The record in this case indicates that Brilla was approved by its charter entity to expand to serve students in grades 9 through 12. The school will expand to serve students in grade 9 in the 2022-2023 school year, grade 10 in the 2023-2024 school year, grade 11 in the 2024-2025 school year, and grade 12 in the 2025-2026 school year, expansions for which it requires additional space. Therefore, on the record before me, I find that petitioner has established that Brilla requires additional space due to an expansion of grade level that was approved by its charter entity for the 2014-2015 school year or thereafter. Petitioner has, thus, met all the statutory criteria and is entitled either to a co-location or to an offer of private or other publicly-owned space for the schools (see Education Law § 2853 [3] [e]).[4]
Accordingly, having failed to make such an offer, DOE must, pursuant to Education Law § 2853 (3) (e) (5), pay petitioner for the schools’ newly-added grades 9 through 12, commencing with the 2022-2023 school year, and in each remaining year of the school’s current charter term and any subsequent renewal term, provided that, in any such renewal term, the charter school serves the grades encompassed by the charter referenced herein, rental assistance based on student enrollment in the newly-added grades for which the school has been approved to provide instruction.[5] Specifically, with respect to an existing charter school whose expansion of grade level is approved by its charter entity, “if the appeal results in a determination in favor of the charter school, the city school district shall pay the charter school an amount attributable to the grade level expansion” that is calculated in accordance with the formula set forth in Education Law § 2853 (3) (e) (5).
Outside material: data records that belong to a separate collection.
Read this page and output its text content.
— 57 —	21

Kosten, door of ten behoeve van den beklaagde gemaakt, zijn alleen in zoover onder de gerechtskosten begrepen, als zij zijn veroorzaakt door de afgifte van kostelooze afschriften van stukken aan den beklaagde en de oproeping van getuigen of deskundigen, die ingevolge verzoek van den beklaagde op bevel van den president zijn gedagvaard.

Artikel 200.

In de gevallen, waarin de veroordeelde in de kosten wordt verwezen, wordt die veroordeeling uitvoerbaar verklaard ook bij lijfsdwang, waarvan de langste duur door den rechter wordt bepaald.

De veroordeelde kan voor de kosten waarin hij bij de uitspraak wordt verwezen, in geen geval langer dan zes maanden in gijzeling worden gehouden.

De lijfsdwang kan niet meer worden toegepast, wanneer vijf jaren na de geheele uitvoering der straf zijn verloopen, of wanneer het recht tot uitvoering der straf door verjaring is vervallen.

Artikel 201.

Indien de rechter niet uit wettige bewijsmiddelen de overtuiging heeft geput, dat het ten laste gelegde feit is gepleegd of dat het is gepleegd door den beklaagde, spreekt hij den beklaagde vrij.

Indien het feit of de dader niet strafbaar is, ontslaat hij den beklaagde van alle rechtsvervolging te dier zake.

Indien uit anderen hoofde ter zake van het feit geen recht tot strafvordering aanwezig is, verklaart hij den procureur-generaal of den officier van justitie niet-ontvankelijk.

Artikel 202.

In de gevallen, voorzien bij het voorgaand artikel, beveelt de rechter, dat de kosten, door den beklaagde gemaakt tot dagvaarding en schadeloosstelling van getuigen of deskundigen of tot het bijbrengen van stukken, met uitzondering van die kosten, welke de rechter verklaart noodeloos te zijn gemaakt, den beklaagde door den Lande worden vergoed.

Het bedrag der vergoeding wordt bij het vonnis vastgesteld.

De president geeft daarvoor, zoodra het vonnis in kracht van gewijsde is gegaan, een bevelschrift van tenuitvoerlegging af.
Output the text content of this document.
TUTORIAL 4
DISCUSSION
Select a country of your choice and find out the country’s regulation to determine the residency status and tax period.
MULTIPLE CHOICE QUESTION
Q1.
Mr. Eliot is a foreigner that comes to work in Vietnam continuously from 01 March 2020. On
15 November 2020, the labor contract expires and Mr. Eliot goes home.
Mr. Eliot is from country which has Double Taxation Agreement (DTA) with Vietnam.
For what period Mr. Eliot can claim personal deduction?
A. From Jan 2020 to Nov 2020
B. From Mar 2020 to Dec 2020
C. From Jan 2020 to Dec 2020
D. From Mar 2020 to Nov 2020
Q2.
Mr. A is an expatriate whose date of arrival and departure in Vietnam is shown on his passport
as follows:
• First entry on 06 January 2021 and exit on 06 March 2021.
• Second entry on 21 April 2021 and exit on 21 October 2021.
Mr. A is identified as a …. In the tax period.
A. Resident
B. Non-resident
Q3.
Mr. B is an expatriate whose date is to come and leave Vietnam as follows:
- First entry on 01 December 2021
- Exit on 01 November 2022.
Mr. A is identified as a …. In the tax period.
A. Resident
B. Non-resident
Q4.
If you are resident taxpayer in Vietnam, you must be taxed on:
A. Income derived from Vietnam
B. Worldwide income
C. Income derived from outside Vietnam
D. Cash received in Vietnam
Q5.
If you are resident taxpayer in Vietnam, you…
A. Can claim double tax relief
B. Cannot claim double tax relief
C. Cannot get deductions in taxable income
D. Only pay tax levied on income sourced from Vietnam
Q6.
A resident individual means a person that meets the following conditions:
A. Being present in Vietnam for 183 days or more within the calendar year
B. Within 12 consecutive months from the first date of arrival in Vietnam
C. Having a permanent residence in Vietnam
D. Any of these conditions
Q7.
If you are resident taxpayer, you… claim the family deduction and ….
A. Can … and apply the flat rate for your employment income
Therefore, DOE must pay petitioner for the school’s newly-added grades 9 through 12, commencing in the 2022-2023 school year, and in each remaining year of the school’s current charter term and any subsequent renewal term, provided that, in any such renewal term, the charter school serves the grades encompassed by the charter referenced herein, an amount attributable to its expansion to grades 9 through 12 that is calculated in accordance with the formula set forth in Education Law § 2853 (3) (e) (5).[6]
In this instance, there is no evidence in the record that petitioner has been afforded the opportunity to select an alternative privately-owned site for the school, and respondent must afford petitioner an opportunity to do so. Petitioner must present DOE with evidence of the amount of the actual rental cost of an alternative privately-owned site for the school attributable to the grade-level expansion so that DOE can determine whether such rental cost is less than the amount computed pursuant to Education Law § 2853 (3) (e) (5) (B).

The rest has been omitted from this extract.